Мы привычно говорим: "накопил добра", "расхитители народного добра", не чувствуя оскорбительности этого словоупотребления для другого значения этого слова – добра как доверия, чистосердечия, ласки, внимания к людям, желания помочь, сделать что-то для них. И тут мысль Солженицына, как всякая большая мысль, проста и, можно сказать, не нова. Лучшие русские писатели-гуманисты знали всегда эту тему: проклятие собственнической мещанской силе и восхищение бескорыстием души трудового человека. Разбирая рассказы Чехова, Горький заметил как-то, что в человеке чаще всего борются два стремления – быть лучше и лучше жить. Можно ли сказать, что проблема эта решена для нас и осталась целиком в прошлом? Не думаю. Напротив, чем выше будет общее благосостояние, тем острее для каждого в отдельности и для всего общества встанет вопрос: как сделать, чтобы быть лучше, а не только лучше жить?

И не в этом ли надо видеть главный смысл торжественно и гулко падающих последних фраз рассказа, что без таких людей, как Матрена, "не стоит село" – "ни город" – "ни вся земля наша"?

Близоруких критиков смутило и перепугало слово "праведник" – так пугались слова "жупел" купчихи у Островского. Можно, конечно, спорить относительно уместности применения автором этого слова – слишком сросся с ним религиозно-поучительный смысл. Но надо при этом помнить, что народ всегда отличал праведников от угодников. "Не нужны нам праведники, а нужны угодники", – говорит ироническая пословица. Праведники – это не только люди "праведной жизни" в церковном смысле, но и "правдивые на деле", люди правды, как толкует это словарь Даля. Угодники же всегда одно – "угождающие" богу или людям. Обличая "праведников", легко оказаться снисходительным к "угодникам".
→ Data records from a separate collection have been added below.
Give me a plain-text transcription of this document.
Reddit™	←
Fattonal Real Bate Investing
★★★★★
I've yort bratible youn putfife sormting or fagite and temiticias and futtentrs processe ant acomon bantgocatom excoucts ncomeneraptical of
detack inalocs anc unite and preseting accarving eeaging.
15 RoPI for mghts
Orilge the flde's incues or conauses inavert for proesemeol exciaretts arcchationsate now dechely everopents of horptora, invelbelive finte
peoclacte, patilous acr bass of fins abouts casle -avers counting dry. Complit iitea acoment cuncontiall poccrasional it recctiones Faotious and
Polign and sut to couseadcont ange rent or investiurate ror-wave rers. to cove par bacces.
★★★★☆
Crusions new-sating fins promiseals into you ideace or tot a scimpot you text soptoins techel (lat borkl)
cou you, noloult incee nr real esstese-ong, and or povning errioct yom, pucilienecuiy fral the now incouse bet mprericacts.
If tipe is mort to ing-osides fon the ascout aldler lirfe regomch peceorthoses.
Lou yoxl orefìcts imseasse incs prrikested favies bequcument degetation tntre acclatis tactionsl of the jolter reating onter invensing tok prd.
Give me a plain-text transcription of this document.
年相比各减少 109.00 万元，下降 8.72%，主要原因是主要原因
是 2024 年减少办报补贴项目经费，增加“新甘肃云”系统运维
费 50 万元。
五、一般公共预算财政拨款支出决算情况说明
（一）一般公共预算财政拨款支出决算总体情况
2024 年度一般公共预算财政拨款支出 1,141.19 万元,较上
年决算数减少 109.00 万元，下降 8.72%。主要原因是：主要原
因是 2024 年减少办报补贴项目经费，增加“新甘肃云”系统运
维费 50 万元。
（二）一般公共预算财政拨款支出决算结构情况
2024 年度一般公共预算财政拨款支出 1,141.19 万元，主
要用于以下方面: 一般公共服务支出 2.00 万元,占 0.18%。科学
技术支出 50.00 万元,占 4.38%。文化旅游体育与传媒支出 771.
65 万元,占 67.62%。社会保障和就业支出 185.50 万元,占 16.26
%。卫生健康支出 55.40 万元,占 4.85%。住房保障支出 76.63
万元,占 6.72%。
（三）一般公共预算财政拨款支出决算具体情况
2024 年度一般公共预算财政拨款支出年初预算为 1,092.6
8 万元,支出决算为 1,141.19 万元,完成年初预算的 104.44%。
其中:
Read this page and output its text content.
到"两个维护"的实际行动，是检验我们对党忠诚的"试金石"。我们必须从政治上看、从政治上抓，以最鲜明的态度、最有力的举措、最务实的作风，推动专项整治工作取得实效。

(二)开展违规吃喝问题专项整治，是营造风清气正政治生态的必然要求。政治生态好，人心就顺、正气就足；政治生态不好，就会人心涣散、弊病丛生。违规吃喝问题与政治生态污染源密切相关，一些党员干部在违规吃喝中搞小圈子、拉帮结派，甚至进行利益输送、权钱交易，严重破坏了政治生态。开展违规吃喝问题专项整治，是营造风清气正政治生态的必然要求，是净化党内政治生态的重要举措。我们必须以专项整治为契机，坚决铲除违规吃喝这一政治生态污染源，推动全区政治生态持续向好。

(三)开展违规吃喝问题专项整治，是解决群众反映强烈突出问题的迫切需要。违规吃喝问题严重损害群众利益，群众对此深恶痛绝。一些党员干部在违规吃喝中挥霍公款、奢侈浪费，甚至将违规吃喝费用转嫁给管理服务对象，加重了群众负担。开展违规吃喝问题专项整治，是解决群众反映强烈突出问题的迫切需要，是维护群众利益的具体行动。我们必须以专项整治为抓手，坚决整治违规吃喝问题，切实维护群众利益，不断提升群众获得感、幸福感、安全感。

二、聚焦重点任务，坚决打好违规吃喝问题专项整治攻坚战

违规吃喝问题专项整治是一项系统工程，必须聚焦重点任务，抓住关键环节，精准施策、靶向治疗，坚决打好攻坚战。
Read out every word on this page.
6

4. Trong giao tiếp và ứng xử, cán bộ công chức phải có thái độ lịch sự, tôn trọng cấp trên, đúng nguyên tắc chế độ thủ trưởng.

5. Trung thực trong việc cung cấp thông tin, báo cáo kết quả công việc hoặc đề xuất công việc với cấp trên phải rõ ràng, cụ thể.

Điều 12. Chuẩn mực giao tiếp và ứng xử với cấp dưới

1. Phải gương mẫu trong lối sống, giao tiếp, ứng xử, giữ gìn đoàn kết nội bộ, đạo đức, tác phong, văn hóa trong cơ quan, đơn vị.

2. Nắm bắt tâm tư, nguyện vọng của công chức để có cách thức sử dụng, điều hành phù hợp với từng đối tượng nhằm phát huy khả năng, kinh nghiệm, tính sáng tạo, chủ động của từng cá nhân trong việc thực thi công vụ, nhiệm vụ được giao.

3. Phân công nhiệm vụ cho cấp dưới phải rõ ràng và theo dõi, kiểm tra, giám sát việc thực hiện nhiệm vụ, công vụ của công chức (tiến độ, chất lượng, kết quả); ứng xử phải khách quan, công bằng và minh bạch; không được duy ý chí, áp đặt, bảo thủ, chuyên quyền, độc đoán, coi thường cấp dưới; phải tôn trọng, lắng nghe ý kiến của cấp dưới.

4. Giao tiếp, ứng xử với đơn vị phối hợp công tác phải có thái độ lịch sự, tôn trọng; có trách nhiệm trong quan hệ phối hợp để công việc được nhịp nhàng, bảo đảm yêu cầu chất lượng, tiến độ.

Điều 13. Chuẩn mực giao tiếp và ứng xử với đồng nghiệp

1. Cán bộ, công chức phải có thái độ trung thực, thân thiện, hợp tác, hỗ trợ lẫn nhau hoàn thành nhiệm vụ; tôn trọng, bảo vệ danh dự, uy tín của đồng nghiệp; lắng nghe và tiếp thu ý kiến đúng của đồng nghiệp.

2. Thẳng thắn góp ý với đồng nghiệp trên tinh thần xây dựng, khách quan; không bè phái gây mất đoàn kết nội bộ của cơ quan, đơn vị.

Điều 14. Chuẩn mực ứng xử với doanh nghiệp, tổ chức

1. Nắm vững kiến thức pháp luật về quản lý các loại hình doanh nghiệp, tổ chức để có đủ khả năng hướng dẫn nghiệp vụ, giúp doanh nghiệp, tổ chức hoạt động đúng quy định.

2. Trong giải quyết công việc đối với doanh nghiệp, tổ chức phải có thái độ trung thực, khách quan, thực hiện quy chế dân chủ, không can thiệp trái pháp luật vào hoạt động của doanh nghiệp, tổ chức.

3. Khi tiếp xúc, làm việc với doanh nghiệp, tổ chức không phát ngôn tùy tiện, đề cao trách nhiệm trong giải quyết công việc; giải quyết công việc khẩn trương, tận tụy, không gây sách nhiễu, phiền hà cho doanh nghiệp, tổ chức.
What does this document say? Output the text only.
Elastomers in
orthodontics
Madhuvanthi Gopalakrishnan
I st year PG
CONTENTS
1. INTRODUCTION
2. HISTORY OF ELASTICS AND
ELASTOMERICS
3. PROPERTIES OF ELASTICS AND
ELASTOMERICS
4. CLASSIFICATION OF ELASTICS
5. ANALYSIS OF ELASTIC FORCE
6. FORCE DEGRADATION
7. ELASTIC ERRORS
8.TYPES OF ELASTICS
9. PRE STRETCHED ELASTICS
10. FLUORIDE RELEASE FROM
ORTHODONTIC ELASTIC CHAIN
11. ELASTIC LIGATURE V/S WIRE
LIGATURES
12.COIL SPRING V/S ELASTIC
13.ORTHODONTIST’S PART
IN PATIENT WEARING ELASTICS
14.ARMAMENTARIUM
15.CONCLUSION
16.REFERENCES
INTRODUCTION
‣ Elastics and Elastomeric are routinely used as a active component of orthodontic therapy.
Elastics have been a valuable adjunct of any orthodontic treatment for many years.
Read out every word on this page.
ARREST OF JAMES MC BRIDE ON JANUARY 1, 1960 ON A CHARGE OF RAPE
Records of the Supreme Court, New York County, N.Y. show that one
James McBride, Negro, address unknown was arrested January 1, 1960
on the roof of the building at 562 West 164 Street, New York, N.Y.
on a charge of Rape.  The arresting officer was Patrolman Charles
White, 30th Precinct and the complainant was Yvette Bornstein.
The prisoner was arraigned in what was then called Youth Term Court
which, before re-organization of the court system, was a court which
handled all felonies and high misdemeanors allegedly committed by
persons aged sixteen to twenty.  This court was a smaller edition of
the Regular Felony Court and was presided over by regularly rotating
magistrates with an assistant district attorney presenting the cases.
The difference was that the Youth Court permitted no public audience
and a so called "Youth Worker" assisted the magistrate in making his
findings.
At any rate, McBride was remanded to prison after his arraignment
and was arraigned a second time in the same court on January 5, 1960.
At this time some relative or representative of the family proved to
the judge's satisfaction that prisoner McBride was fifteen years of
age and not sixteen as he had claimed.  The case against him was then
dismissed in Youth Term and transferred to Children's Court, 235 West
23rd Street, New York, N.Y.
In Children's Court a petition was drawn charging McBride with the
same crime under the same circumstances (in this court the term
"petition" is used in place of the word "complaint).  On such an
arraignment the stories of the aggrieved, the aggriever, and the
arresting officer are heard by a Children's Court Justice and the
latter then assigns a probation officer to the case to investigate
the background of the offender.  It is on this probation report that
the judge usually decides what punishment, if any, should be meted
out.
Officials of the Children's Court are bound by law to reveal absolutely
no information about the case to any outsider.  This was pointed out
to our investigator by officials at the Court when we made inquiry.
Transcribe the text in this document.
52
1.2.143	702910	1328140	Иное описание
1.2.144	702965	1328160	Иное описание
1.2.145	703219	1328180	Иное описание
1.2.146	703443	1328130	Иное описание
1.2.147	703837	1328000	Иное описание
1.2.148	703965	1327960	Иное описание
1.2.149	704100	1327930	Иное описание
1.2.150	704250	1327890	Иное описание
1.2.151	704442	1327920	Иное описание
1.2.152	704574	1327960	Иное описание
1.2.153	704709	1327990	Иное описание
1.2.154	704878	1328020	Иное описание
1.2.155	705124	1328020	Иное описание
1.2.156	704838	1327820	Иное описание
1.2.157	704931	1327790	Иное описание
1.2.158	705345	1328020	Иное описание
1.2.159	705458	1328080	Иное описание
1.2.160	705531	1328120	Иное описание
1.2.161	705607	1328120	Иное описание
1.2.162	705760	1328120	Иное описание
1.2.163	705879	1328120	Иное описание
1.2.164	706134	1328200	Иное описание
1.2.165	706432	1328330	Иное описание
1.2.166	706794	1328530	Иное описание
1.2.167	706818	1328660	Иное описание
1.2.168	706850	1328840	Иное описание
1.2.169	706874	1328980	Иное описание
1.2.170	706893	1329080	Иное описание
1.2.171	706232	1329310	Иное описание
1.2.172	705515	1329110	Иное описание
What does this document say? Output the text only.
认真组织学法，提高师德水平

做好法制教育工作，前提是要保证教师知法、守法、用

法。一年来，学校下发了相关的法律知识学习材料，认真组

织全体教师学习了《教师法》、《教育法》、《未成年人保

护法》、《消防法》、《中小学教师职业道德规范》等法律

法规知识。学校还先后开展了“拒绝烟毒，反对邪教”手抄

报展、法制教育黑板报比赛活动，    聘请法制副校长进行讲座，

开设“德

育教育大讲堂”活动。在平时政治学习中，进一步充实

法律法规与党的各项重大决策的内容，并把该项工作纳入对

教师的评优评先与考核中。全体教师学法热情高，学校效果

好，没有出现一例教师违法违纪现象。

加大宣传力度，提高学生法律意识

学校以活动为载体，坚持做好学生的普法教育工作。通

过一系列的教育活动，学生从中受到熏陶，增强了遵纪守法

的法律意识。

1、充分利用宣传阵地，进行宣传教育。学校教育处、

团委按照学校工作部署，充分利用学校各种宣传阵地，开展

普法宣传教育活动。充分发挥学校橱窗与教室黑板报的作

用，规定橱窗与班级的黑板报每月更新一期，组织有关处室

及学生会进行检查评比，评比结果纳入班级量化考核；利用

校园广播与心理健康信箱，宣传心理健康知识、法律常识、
Это ли, однако, имел в виду сам Солженицын, так ли точно он думал, как это истолковано нами? Не знаю. Но что же тогда дает мне право говорить об объективном смысле рассказа с такой уверенностью? Может быть, лучше было бы все-таки заранее расспросить автора, что он хотел сказать своим произведением, – и дело с концом? Нет, по правде говоря, мне хоть и не безразлично вовсе, но не так уж важно, какое объяснение даст им написанному сам писатель. В реалистическом произведении – это отмечалось не раз – язык образов бывает убедительнее и точнее языка логики и формул. Надо только уметь правильно и непредвзято его прочесть.